Reflections on Liverpool Beatleweek Part Three, Remembering Brian Epstein, and the Adelphi Convention

A Visit to the Grave of Brian Epstein

On our day three of Beatleweek, we visited the grave of Brian Epstein, on the 50th anniversary of his passing. Normally, the cemetery isn’t open to the public, but special permission was given by the guardians of it to visit on this day.

Brian is buried in the small Long Lane Jewish cemetery, near Everton and Liverpool football grounds. It is next to the bigger Everton cemetery. It was very moving seeing his grave on the anniversary of his passing. If it wasn’t for Brian Epstein, the Beatles wouldn’t have got out of Liverpool, let alone become become the group that attracted thousands of people from all over the world to Beatleweek.

As is the Jewish custom, we places stones on Brian’s grave, to show that we visited.

The grave of Brian Epstein

Close to Brian are the graves of his mother and father, Queenie and Harry, and also his brother, Clive.

The grave of Clive Epstein
The graves of Harry and Queenie Epstein

The guardian of the cemetery told us that it had been vandalised recently. It’s very sad anti-semitism is still rife in 2017.

The Beatles Convention

After the visit to Brian’s grave, we went straight to the Adelphi Hotel for the annual Beatles convention. I have been going pretty much every year since 1981, but there was much speculation that this year would be the last Beatleweek, and much attention was given to an interview with Bill Heckle of Cavern City Tours, the main organiser. He told us that numbers at Beatleweek had been going down, and the work to put it on, in relation to the profits received, made it difficult for it to continue. Also Bill had been organising it for over 30 years, and it was time for him to step down. Originally, the plan was that his year’s Beatleweek was to be the last, but it was then decided to carry on, with a reduced format. From now on, the official events would run from Friday to Monday, rather than the Thursday to Tuesday of previous years. Also, there would be only 2 theatre shows, rather than the 3 at present. There was much relief in the packed hall when the announcement was made. I, for my part, would find it hard to conceive of an August Bank Holiday without a trip to Liverpool for Beatleweek.

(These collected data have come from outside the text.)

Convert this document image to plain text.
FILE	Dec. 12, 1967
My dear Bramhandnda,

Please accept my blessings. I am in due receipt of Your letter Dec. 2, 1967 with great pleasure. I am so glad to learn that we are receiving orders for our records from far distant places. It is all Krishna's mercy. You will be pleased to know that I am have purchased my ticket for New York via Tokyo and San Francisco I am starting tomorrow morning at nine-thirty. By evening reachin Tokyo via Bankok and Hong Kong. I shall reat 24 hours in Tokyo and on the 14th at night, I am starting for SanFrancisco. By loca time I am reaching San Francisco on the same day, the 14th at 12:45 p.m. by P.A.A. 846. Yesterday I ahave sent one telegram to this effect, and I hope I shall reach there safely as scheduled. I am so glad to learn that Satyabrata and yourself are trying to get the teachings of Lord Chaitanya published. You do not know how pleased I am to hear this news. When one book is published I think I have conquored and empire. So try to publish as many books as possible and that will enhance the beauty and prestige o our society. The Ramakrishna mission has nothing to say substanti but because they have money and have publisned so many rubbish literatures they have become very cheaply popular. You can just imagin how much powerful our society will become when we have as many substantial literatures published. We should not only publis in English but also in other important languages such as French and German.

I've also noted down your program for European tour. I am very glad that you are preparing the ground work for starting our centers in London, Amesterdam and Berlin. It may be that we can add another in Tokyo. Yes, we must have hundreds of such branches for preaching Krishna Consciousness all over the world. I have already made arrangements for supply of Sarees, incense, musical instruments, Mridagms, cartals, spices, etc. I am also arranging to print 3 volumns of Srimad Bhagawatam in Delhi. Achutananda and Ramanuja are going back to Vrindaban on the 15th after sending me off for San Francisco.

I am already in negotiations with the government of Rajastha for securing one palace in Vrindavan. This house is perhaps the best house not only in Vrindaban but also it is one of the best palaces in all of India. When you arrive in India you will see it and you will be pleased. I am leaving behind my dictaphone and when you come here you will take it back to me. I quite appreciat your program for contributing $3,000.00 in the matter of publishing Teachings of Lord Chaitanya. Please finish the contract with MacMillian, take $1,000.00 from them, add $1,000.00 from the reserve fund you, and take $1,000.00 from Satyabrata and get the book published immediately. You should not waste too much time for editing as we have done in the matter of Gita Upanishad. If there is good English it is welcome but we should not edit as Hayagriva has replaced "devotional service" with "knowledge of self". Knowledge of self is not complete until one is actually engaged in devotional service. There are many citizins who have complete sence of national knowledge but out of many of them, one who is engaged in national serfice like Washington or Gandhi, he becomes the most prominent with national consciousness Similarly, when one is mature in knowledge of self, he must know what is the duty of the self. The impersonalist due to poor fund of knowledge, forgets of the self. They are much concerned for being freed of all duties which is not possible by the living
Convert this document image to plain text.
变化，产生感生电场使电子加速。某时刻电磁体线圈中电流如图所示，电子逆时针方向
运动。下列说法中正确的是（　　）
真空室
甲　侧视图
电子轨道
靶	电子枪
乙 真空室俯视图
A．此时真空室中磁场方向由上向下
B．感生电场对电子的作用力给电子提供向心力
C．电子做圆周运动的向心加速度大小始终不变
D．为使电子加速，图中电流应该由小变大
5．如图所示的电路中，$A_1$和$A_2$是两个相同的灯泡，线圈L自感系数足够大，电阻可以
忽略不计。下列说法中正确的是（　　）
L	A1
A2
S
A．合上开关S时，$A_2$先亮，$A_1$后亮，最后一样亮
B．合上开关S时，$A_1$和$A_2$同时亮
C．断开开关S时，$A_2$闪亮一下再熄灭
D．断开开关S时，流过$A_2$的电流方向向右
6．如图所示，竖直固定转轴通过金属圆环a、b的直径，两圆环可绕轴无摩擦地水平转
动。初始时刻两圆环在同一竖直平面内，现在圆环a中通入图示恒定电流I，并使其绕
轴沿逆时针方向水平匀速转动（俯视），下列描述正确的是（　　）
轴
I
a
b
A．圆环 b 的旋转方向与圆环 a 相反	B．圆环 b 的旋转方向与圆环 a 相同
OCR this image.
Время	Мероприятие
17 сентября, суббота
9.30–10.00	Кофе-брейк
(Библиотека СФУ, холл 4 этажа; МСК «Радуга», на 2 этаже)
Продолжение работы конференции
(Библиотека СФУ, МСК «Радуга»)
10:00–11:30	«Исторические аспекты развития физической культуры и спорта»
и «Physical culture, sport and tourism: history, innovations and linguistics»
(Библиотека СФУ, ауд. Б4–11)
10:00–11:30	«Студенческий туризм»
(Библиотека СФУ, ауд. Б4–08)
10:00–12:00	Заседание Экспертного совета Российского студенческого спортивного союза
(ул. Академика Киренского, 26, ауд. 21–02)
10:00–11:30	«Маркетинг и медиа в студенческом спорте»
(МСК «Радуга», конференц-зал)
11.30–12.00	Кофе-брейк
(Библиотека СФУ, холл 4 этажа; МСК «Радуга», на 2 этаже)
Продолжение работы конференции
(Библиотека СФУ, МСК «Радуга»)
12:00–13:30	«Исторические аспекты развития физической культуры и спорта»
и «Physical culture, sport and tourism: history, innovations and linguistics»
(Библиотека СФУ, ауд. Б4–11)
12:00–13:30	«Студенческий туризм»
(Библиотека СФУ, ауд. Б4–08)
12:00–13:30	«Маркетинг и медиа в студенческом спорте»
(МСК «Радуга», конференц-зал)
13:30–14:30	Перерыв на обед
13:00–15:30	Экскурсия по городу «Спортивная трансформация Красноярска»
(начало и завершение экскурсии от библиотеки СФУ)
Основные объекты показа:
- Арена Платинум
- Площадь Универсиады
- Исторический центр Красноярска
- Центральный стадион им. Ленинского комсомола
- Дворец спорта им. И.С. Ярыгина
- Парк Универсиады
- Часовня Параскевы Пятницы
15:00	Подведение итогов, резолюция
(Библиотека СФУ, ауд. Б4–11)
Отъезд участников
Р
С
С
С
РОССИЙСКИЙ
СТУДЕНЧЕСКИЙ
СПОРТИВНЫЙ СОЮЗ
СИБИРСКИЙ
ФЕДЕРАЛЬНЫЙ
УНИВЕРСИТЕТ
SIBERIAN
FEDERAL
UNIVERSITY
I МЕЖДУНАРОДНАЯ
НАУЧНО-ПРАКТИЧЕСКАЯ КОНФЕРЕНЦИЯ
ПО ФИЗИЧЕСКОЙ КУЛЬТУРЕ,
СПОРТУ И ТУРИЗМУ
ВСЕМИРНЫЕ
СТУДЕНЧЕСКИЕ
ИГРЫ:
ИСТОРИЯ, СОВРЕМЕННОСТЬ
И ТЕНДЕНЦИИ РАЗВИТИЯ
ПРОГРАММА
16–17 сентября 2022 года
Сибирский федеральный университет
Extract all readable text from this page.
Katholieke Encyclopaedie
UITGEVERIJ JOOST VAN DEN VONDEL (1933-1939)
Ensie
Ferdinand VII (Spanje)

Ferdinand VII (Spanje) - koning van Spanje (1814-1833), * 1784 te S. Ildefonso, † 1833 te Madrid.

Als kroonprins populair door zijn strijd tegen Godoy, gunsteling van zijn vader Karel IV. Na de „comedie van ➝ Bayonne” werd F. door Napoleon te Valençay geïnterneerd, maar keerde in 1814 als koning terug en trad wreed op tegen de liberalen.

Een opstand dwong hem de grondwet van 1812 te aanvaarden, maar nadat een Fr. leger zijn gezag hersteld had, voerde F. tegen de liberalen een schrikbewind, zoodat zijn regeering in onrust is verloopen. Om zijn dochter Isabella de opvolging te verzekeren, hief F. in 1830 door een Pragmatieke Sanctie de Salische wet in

Among the guest speakers were Ken Scott and Geoff Baker. Both were interviewed by Mark Lewisohn, but rather than have it as a long interview, each was broken up by the house band playing songs mentioned in the interviews. Well, that was the plan, but Geoff Baker ruined the plan by getting things completely out of the agreed order. He was very entertaining though, especially in his stories about Paul McCartney playing in Red Square, Moscow. Geoff said that as President Putin was due to make an appearance, there was very heavy security for the gig, with armed secret service men on roofs all away around Red Square. During the soundcheck, Geoff walked towards the stage when Paul’s main security man, Mark Hamilton said ‘You’ve had it now!’ Geoff looked down at himself, to see he had loads of red dots all over his body. The secret service men all had their guns pointing at him! Luckily, no-one opened fire!

During the convention, we took time off to join a gathering to remember our old friend Pete Leckie, who had been coming to Beatleweek for decades, but had sadly passed away a few weeks ago.

It was great to see so many old friends at the convention, and great to know it will continue next year.